[WIP]training with coodbook loss #138

glynpu · 2021-12-02T09:21:03Z

TODO:
Ner future:

dataloader and augmentation
quantizer training
generating manifest with codebook indices

Further experiments:

different number of code books
different layer of memory embeddings
different weight of codebook loss
frame-rate mismatch between teach model and student model
use wav2vec as a teach model

glynpu · 2021-12-02T09:32:07Z

@zhu-han Current results show that training with code-book could converge faster and better.
Experiment configuration:

Training data: librispeech-clean-100h dataset.
decoding method: cic-decoding
code-book index is extracted by a model trained with 960h librispeech.
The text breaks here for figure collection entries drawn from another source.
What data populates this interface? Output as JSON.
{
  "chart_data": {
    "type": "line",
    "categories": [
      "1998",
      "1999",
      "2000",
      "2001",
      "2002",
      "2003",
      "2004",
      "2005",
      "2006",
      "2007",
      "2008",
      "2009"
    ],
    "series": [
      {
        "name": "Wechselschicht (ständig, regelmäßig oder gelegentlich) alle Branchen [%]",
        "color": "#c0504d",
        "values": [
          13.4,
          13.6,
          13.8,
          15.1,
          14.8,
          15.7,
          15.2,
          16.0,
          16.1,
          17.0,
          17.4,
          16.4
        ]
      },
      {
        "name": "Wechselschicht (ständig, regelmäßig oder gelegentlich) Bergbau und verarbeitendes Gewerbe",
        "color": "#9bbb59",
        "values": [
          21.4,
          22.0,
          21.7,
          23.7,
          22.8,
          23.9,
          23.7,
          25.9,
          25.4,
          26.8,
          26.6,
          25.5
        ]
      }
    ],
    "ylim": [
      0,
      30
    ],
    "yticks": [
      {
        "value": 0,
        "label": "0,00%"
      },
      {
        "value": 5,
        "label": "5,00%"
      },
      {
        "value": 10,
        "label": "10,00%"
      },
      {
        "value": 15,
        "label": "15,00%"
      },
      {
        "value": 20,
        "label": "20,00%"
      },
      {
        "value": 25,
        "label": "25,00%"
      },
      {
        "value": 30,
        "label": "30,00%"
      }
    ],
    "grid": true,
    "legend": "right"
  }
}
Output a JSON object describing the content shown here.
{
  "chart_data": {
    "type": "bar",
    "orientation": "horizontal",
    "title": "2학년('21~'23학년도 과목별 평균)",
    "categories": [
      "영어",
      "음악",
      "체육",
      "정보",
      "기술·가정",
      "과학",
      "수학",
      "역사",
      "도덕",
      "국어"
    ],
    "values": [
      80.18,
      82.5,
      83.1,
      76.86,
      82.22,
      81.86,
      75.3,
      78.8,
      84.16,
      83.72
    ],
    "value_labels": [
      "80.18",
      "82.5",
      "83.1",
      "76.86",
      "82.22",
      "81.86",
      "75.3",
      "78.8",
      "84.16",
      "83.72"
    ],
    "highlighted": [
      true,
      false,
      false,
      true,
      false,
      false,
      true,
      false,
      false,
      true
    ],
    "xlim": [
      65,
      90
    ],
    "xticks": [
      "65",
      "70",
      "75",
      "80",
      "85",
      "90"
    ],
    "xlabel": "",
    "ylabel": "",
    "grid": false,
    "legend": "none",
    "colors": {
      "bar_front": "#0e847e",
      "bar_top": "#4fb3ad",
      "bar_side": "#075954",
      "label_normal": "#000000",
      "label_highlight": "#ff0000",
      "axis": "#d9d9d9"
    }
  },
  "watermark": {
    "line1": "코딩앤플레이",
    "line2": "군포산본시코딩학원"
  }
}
Here is the wer% on librispeech test clean;

epoch	baseline wer	+ code book loss
1	94.24	73.38
2	79.2	57.24
3	66.85	45.32
4	57.71	36.24
5	50.97	29.66
6	43.71	24.51
7	37.85	21.11
8	31.45	18.89
9	27.65	17.74
10	24.65	16.04
11	22.33	15.55
12	20.23	14.64
13	18.52	14.28
14	17.86	13.42
15	16.48	13.28
16	15.92	12.87
17	15.6	12.83
18	14.97	12.12
19	14.85	12.39
20	14.13	12.1
21	13.9	11.74
22	14.04	11.49
23	13.62	11.3
24	13.54	11.24
25	13.44	10.86
26	13.11	10.84
27	12.88	10.84
28	12.74	10.98
29	12.6	10.69
30	12.77	10.66
31	12.65	10.53
32	12.46	10.27
33	12.15	10.28
34	12.19	10.2
35	12.27	10.02
36	12.1	10.05
37	12.2	9.98
38	11.82	9.78
39	11.91	2.9
40	11.91	9.87
41	11.73	9.72
42	11.87	9.79
43	11.15	9.75
44	11.76	9.57
45	11.47	9.34
46	11.21	9.14
47	10.95	9.16
48	11.01	9.11
49	11.3	8.89
50	11.1	8.8
51	11.19	8.85
52	11.2	8.85
53	10.71	8.65
54	10.78	8.65
55	10.86	8.7
56	10.76	8.72
57	10.7	8.63
58	10.49	8.62
59	10.54	8.67
60	10.78	8.83
61	10.17	8.62
62	10.38	8.71
63	10.17	8.58
64	10.35	8.67
65	10.11	8.8
66	10.04	8.76
67	10.07	8.7
68	10.03	8.69
69	10.21	8.64
70	9.57	8.75
71	9.75	8.59
72	9.56	8.71
73	9.84	8.62
74	9.68	8.86
75	10.0	8.74
76	9.54	8.79
77	9.46	8.84

glynpu · 2021-12-23T12:08:28Z

Now three directions have been tried:

direction	teacher model	student mode	training data
1	icefall released model trained with 960h	icefall model	clean-100h
2	icefall released model trained with 960h	icefall model	full libri 960h
3	wav2vec model	icefall model	clean-100h

All following results are on test-clean with ctc-decoding.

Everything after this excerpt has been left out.